The interplay between innate immunity and RNA inte.. (RNAi vs IFN)
The interplay between innate immunity and RNA interference in mammals
(RNAi vs IFN)
Start date: Mar 1, 2015,
End date: Feb 28, 2017
PROJECT
FINISHED
In antiviral RNAi, the DICER (DCR) enzyme processes virus-derived double-stranded (ds)RNA into siRNAs that guide ARGONAUTE proteins to silence complementary viral RNA. As a counter-defense, viruses deploy viral suppressors of RNAi (VSRs).

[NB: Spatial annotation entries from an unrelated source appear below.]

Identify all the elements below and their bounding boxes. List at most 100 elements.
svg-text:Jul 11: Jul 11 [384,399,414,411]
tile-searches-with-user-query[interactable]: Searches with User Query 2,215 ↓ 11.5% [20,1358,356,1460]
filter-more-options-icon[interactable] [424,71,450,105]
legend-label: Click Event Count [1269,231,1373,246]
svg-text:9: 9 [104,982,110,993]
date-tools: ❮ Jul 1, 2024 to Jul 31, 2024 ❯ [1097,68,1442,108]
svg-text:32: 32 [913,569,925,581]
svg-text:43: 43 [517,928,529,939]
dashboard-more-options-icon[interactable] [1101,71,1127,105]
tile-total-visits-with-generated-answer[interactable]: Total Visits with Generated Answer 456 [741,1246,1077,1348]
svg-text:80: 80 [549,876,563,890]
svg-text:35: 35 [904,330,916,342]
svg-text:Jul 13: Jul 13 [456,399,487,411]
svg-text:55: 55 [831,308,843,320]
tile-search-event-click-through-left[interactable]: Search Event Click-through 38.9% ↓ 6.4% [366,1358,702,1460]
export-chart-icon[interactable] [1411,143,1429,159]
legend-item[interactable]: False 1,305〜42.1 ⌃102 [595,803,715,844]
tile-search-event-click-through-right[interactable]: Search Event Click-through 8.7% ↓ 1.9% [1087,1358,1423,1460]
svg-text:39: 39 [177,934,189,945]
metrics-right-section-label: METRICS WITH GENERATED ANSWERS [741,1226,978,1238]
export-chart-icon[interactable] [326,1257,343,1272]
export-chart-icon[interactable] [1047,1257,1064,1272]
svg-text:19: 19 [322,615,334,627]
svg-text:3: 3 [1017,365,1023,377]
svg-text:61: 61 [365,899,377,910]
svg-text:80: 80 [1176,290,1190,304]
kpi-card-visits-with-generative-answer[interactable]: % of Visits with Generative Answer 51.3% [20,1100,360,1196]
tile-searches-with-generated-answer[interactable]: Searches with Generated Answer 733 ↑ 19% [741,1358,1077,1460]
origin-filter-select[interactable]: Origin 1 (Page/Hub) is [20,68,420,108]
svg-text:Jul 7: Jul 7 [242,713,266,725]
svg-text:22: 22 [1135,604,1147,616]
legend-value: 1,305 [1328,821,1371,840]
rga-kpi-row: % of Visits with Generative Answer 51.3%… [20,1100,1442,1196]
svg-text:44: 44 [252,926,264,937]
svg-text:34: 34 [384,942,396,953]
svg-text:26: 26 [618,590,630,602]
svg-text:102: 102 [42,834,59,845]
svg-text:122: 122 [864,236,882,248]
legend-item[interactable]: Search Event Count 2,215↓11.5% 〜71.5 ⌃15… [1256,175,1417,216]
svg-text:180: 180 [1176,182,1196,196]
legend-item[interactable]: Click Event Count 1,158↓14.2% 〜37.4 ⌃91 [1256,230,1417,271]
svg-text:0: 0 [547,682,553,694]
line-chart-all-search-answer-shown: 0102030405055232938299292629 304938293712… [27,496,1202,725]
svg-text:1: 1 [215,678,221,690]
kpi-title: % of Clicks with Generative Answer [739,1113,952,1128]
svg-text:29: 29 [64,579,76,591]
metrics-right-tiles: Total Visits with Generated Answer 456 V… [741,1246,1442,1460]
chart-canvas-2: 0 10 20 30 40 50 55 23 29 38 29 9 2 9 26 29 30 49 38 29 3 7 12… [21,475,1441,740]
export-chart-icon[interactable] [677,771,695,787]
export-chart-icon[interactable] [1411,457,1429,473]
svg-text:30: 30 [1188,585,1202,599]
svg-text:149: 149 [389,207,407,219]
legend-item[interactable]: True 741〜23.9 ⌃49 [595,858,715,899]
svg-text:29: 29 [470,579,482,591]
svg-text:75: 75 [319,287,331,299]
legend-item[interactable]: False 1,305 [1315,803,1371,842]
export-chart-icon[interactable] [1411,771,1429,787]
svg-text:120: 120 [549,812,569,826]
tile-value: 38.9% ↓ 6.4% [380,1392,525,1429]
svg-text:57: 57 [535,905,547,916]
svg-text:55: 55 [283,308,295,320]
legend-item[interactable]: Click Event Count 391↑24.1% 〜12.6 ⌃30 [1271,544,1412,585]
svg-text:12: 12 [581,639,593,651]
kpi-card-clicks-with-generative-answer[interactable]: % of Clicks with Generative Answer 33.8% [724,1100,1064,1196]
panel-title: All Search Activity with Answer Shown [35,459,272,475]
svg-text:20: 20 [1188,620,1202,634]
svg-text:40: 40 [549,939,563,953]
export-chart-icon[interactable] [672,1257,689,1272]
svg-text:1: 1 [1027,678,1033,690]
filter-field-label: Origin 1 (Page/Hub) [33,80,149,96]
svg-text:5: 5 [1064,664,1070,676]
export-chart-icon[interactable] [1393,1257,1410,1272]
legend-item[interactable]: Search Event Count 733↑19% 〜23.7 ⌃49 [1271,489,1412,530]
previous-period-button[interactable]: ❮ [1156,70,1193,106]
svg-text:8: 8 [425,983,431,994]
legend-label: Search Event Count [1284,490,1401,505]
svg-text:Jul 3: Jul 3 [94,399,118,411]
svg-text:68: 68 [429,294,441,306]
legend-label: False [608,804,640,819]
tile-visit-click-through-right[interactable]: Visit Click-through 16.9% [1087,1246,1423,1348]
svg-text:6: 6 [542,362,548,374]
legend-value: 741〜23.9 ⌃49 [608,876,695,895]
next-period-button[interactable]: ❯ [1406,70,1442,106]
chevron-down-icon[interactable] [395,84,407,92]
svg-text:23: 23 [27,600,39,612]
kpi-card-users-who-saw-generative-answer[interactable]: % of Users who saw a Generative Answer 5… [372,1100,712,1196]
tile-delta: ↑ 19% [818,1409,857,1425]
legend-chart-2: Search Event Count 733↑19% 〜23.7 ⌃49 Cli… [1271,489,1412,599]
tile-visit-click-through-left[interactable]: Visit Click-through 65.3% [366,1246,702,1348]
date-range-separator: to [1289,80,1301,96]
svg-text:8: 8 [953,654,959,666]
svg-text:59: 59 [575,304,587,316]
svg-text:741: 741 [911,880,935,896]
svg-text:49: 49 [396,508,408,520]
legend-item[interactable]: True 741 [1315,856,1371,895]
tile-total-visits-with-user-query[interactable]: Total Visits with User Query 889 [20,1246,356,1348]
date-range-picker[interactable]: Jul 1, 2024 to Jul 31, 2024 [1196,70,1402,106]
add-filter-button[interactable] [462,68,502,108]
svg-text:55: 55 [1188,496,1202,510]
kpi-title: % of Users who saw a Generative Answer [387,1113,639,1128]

Well-established in plants and invertebrates, the existence of antiviral RNAi in mammals has remained unknown until our recent findings (from my first postdoctoral studies) that undifferentiated mouse cells infected with Encephalomyocarditis virus or Nodamuravirus accumulate 22-nt long siRNAs. These derived from viral dsRNA replication-intermediates, incorporated into AGO2, were eliminated in Dcr knockout cells, and decreased in abundance upon cell differentiation. We further showed that genetically ablating a NoV-encoded VSR that antagonizes DCR during authentic infections reduces NoV accumulation, which is rescued in RNAi-deficient mouse cells. We concluded that antiviral RNAi operates in mammalian cells. One of the key findings from this study was that antiviral RNAi operates in undifferentiated but not in differentiated cells. Our main hypothesis for this discrepancy is that, in mammalian cells, virus infection triggers other defense systems that are not sequence-specific by nature -such as the interferon (IFN) response- and that these defense pathway may mask the effects of RNAi. Accordingly long dsRNA-triggered RNAi is active in mESCs, which are known to be defective in their IFN response. Alternatively, DCR and/or its cofactors involved in dsRNA processing might be insufficient in differentiated cells. The aim of this proposal is, therefore, to establish whether antiviral RNAi can be revealed in differentiated cells genetically-deficient for different components of the IFN pathway and/or modified to express appropriate levels of factors involved in the processing of dsRNA. We hope to conclusively demonstrate that antiviral RNAi remains active in differentiated cells but is dampened by the superimposition of the IFN response.